【研究成果】2013年

研究成果63

Tip-enhanced nano-Raman analytical imaging of locally induced strain distribution in carbon nanotubes
Taka-aki Yano, Taro Ichimura, Shota Kuwahara, Fekhra H’Dhili, Kazumasa Uetsuki, Yoshito Okuno, Prabhat Verma & Satoshi Kawata
Nature Communications 4, Article number: 2592

Tip-enhanced Raman scattering microscopy is a powerful technique for analysing nanomaterials at high spatial resolution far beyond the diffraction limit of light. However, imaging of intrinsic properties of materials such as individual molecules or local structures has not yet been achieved even with a tip-enhanced Raman scattering microscope. Here we demonstrate colourcoded tip-enhanced Raman scattering imaging of strain distribution along the length of a carbon nanotube. The strain is induced by dragging the nanotube with an atomic force microscope tip. A silver-coated nanotip is employed to enhance and detect Raman scattering from specific locations of the nanotube directly under the tip apex, representing deformation of its molecular alignment because of the existence of local strain. Our technique remarkably provides an insight into localized variations of structural properties in nanomaterials, which could prove useful for a variety of applications of carbon nanotubes and other nanomaterials as functional devices and materials.

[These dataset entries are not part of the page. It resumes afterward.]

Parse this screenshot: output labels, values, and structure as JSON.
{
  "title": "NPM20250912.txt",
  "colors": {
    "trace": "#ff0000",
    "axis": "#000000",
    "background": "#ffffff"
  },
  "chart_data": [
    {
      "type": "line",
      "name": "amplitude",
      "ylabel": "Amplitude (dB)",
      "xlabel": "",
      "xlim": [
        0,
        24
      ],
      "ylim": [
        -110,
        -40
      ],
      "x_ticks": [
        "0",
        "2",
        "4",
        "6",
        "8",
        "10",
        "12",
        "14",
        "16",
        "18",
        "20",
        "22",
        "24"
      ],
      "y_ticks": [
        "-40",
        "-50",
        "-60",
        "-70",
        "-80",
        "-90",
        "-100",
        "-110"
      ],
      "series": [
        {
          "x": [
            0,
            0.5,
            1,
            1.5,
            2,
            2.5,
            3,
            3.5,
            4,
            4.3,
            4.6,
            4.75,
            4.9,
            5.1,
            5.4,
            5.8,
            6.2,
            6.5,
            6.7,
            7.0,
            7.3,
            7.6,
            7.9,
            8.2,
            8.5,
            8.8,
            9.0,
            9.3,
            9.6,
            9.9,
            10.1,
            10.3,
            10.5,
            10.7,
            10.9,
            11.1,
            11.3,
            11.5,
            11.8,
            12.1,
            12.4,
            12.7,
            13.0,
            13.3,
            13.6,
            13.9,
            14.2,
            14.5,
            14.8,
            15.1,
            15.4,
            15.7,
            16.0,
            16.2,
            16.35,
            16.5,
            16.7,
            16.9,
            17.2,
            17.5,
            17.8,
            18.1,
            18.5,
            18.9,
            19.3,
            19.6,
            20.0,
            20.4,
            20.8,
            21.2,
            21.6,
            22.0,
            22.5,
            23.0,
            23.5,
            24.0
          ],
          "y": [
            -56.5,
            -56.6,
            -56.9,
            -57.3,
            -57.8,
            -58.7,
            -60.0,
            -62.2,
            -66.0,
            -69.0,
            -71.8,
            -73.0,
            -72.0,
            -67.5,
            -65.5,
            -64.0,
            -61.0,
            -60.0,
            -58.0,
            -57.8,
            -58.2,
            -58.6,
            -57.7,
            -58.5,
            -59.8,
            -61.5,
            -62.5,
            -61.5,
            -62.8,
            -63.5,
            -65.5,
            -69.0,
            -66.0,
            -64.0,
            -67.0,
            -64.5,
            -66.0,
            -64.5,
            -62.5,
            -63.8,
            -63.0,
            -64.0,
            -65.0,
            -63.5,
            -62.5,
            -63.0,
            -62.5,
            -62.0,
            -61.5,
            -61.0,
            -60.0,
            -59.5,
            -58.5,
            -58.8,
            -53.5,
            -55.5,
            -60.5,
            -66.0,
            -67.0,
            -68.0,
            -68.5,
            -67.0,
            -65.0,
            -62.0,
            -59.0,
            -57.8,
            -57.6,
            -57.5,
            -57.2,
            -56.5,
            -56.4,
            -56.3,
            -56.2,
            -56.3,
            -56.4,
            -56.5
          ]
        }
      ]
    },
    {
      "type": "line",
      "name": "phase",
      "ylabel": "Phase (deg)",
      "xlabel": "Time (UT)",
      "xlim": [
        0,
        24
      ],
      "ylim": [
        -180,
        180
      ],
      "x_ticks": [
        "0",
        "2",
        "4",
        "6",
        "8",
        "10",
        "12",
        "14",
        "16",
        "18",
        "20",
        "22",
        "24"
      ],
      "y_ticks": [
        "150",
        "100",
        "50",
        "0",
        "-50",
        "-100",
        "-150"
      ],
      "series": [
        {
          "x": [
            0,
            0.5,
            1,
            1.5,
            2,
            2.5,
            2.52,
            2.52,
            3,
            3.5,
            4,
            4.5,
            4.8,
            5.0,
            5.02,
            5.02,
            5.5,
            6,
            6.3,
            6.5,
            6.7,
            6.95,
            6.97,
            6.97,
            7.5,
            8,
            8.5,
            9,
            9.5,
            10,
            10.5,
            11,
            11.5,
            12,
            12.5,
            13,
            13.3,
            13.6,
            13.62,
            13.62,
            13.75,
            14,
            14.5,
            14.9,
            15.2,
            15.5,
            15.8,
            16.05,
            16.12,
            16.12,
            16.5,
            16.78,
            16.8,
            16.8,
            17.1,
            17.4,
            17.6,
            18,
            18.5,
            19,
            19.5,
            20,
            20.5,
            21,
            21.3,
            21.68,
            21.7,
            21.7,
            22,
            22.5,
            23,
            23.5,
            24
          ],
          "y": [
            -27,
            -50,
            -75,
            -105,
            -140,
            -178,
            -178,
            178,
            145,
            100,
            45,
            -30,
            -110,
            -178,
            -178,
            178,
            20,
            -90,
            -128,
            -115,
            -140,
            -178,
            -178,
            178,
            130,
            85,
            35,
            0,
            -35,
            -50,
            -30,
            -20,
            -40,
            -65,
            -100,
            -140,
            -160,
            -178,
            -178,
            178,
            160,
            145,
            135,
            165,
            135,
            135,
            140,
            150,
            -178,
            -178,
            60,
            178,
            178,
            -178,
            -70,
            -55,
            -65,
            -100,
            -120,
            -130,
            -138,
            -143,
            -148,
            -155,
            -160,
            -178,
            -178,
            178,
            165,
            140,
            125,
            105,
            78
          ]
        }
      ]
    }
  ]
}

(a) Two-dimensional colour image of a nanotube manipulated into the shape of the word ‘CNT’. This image was constructed by colour coding the frequency position of G+-mode in TERS spectra. The colour variation shows strain distribution along the nanotube at high spatial resolution. For comparison, TERS images of the same sample were constructed from (b) the intensity of G+-mode and (c) simultaneously obtained AFM topography.